Até o final do ano passado, 112 terras indígenas aguardavam estudos na Funai (Fundação Nacional do Índio) com o objetivo de demarcação e outras 42 já haviam sido identificadas e delimitadas, aguardando apenas a decisão do governo para sua demarcação, ou do Ministério da Justiça ou do Planalto.

Indígenas reivindicam outras cerca de 500 terras como de ocupação tradicional.

Na primeira medida provisória que editou no seu governo e que reestruturou a administração pública federal, em janeiro, a de número 870, Bolsonaro havia retirado a demarcação de terras indígenas da alçada da Funai e enviado para a Agricultura.

Foi a primeira vez na história moderna da política indigenista, desde a criação do antigo SPI (Serviço de Proteção ao Índio) em 1910, antecessor da Funai, que o serviço de demarcação foi retirado do órgão indigenista.

Com a nova MP desta quarta-feira, que também terá de ser avaliada por Câmara e Senado, Bolsonaro driblou a decisão do Congresso de maio, que fora comemorada como uma vitória por indígenas e pela Frente Parlamentar Indígena, coordenado pela deputada Joênia Wapichana (Rede-AP).

Pela votação de maio, a Funai, com todas as suas atribuições originais, havia voltado para a pasta da Justiça, hoje sob o comando do ministro Sergio Moro (Justiça). Ele já disse que não gostaria de ficar com a Funai sob seu comando, mas foi a decisão do Congresso.

Na época, a bancada ruralista no Parlamento chegou a emitir uma carta pública para dizer que iria reverter a decisão no plenário, mas acabou derrotada pelos parlamentares.

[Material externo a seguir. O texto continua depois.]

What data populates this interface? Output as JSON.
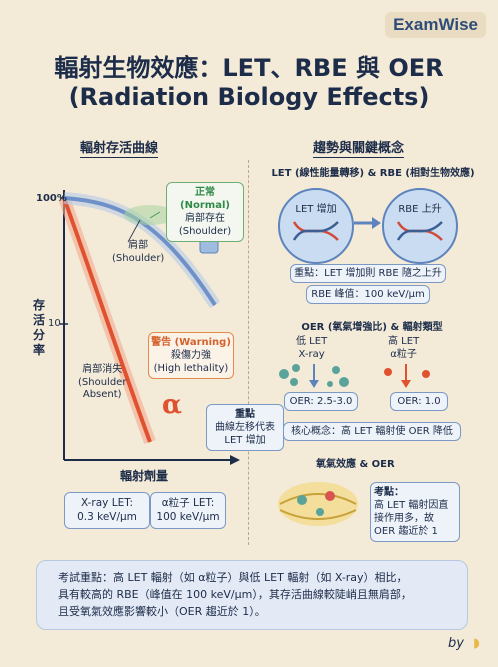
{
  "brand": "ExamWise",
  "title_line1": "輻射生物效應：LET、RBE 與 OER",
  "title_line2": "(Radiation Biology Effects)",
  "left_section": {
    "heading": "輻射存活曲線",
    "y_axis_label": "存活分率",
    "x_axis_label": "輻射劑量",
    "tick_100": "100%",
    "tick_10": "10",
    "normal_box": [
      "正常 (Normal)",
      "肩部存在",
      "(Shoulder)"
    ],
    "shoulder_label": [
      "肩部",
      "(Shoulder)"
    ],
    "warning_box": [
      "警告 (Warning)",
      "殺傷力強",
      "(High lethality)"
    ],
    "absent_label": [
      "肩部消失",
      "(Shoulder",
      "Absent)"
    ],
    "alpha_symbol": "α",
    "xray_box": [
      "X-ray LET:",
      "0.3 keV/μm"
    ],
    "alpha_box": [
      "α粒子 LET:",
      "100 keV/μm"
    ],
    "center_box": [
      "重點",
      "曲線左移代表",
      "LET 增加"
    ]
  },
  "right_section": {
    "heading": "趨勢與關鍵概念",
    "let_rbe_title": "LET (線性能量轉移) & RBE (相對生物效應)",
    "let_circle": "LET 增加",
    "rbe_circle": "RBE 上升",
    "key_point": "重點：LET 增加則 RBE 隨之上升",
    "rbe_peak": "RBE 峰值：100 keV/μm",
    "oer_title": "OER (氧氣增強比) & 輻射類型",
    "low_let": [
      "低 LET",
      "X-ray"
    ],
    "high_let": [
      "高 LET",
      "α粒子"
    ],
    "oer_low": "OER: 2.5-3.0",
    "oer_high": "OER: 1.0",
    "core_concept": "核心概念：高 LET 輻射使 OER 降低",
    "oxygen_title": "氧氣效應 & OER",
    "exam_point": [
      "考點：",
      "高 LET 輻射因直",
      "接作用多，故",
      "OER 趨近於 1"
    ]
  },
  "note": {
    "line1": "考試重點：高 LET 輻射（如 α粒子）與低 LET 輻射（如 X-ray）相比，",
    "line2": "具有較高的 RBE（峰值在 100 keV/μm），其存活曲線較陡峭且無肩部，",
    "line3": "且受氧氣效應影響較小（OER 趨近於 1）。"
  },
  "signature": "by",
  "colors": {
    "blue_curve": "#6f91c9",
    "red_curve": "#e0512f",
    "navy": "#1c2c49"
  }
}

A devolução da demarcação para a Justiça não foi aceita pelos líderes ruralistas e pela bancada ruralista, que passaram a trabalhar pela volta do controle da atividade. Os ruralistas também atacaram o então presidente da Funai, o general Franklimberg Freitas, que, na semana passada, foi retirado do cargo após pressão de Nabhan Garcia, Secretário de Assuntos Fundiários do Ministério da Agricultura, segundo o próprio general relatou publicamente.

A nova MP repercutiu imediatamente mal entre indígenas e indigenistas na manhã desta quarta-feira.

"Persiste o conflito de interesses em subordinar direitos territoriais indígenas a ruralistas, mas, com a reedição da MP, a questão assume proporções de conflito entre os poderes da República, já que o Executivo ignora a decisão do Legislativo que devolveu a Funai ao Ministério da Justiça", afirmou Márcio Santilli, sócio-fundado do ISA (Instituto Socioambiental) e ex-presidente da Funai.

Durante e depois da campanha eleitoral do ano passado, Bolsonaro tem dito que, no que depender dele, não haverá mais demarcação "de nenhum centímetro" de terras indígenas no país.

Os processos de demarcação já estão praticamente paralisados desde o governo de Michel Temer.

Pela lei, Bolsonaro não pode editar duas MPs sobre o mesmo assunto na mesma legislatura do Congresso. Ocorre, porém, que a primeira MP rejeitada pelo Congresso foi editada em janeiro, quando a legislatura era outra. A posse dos novos parlamentares só ocorreu em fevereiro.